Появление в гостиной Ротшильда этих столь разных политиков значило только одно: мне удалось убедить Мозеса Монтефиоре, мое предложение принято, в британской власти лед тоже тронулся и два видных парламентских деятеля прибыли на переговоры со мной. Осталась самая малость, на пальцах всё объяснить этим двум видным английским политикам.
Глава 2
Ужин прошел в настоящем чопорном английском стиле, практически молча, только несколько дежурных фраз о погоде и природе. Ближе к полуночи мы переместились в кабинет барона. В кабинет подали сигары, естественно напитки, шоколад и тонко нарезанные лимоны. Ротшильд знал, что я всем напиткам предпочитаю коньяк и виски, водки в моем понимании еще не было, а закусывать коньяк предпочитаю по-варварски, ломтиком лимона. Виски я тоже употреблял не по-английски, всегда наливая себе четвертную дозу, то есть сто грамм, а не двадцать пять.
Специально для Гладсона был шотландский mead, по-русски это произносится как мед, не мёд, а именно мед. Причем англосаксы говорят что-то среднее между «е» и «и». В его рецепте действительно есть мед, а вкус смесь медовухи с элем и обычно он сладкий.
После приема горячительного языки понемногу развязались и хотя я буквально каждую секунду ожидал начала разговора по существу, прямой вопрос Дизраэли оказался для меня неожиданностью.
— Скажите, князь, а какие резоны Британии идти на уступки вашему императору? Вас достаточно сильно бьют, Черноморский флот практически уничтожен, скоро падет Севастополь. Нашу сторону склоняются принять Австрия и Пруссия. Как мы будем объяснять своим избирателям, что отказались от своей победы и предали своего союзника?— Дизраэли был сторонником Османской империи и будет всегда на её стороне в противостоянии с Россией, в отличии от того же Гладсона, который почти всегда выступал против османов.
Алкоголя я этому моменту употребил всего ничего и безбоязненно налил себе шотландского скотча по-русски, ровно двести грамм. Негромко сказав: «За победу!», залпом выпил, закусил рукавом и глубокой затяжкой сигары. Сомневаюсь, что литературного таланта Дизраэли окажется достаточно для описания произведенного эффекта.

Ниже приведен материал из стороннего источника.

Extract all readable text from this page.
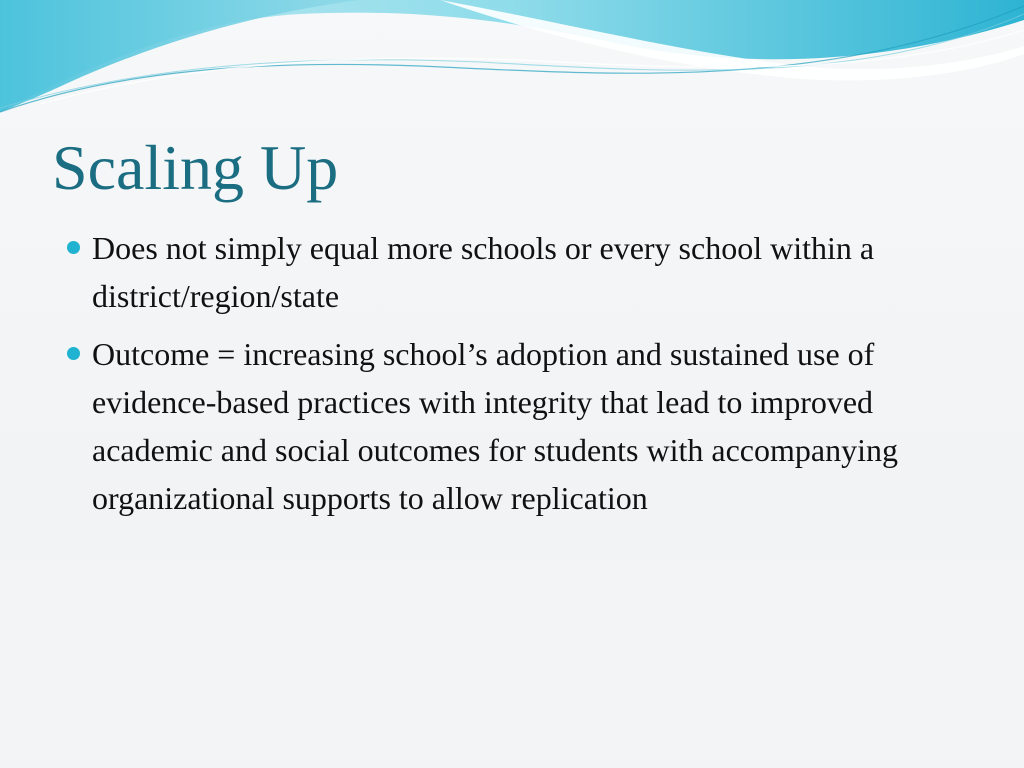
Scaling Up
Does not simply equal more schools or every school within a district/region/state
Outcome = increasing school’s adoption and sustained use of evidence-based practices with integrity that lead to improved academic and social outcomes for students with accompanying organizational supports to allow replication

— В войне надо еще победить. Утверждение об уничтожении русского флота слишком смелое, как и предположение о скором падении Севастополя. На Альме и под Инкерманом мы отступили, но не были разбиты. А чего стоит сражение под Балаклавой? — я сделал паузу и внимательно оглядел своих собеседников. Говорить резко и прямо с Ротшильдом и иже с ним я не боялся, огромные деньги, которые бывали на кону, позволяли говорить еще и не такое. Также как и с бывшим канцлером казначейства Соединенного Королевства. А вот с прохиндеем
— Французский генерал Пьер Боске не просто так сказал, что это не война, а безумие. И уверяю вас господа, что это еще цветочки. А то, что произошло на море, ваши газеты недаром назвали «Балаклавской бурей» и приравняли её последствия к проигранной морской битве. Зима конечно заканчивается, но начавшаяся весна и приближающееся лето могут оказаться страшными для обеих сторон.
Мои умозаключения, что мне ничем не удается помочь своей Родине были достаточно большой натяжкой. Барон Лайонел Натан де Ротшильд дал взаймы Великобритании на ведение войны шестнадцать миллионов фунтов стерлингов, а я осенью 1854-ого года сделал тоже самое для Российской империи в размере десяти и помимо этого организовал «народное» движение а-ля Кузьма Минин. По всей России шел сбор средств на войну. Главными спонсорами выступили два десятка русских богатеев, которые на это дело по тайне получили от меня еще шесть миллионов, причем один они оставили себе. На Нижней Волге и на Дону готовились большие подкрепления для Крымской и Кавказской армий.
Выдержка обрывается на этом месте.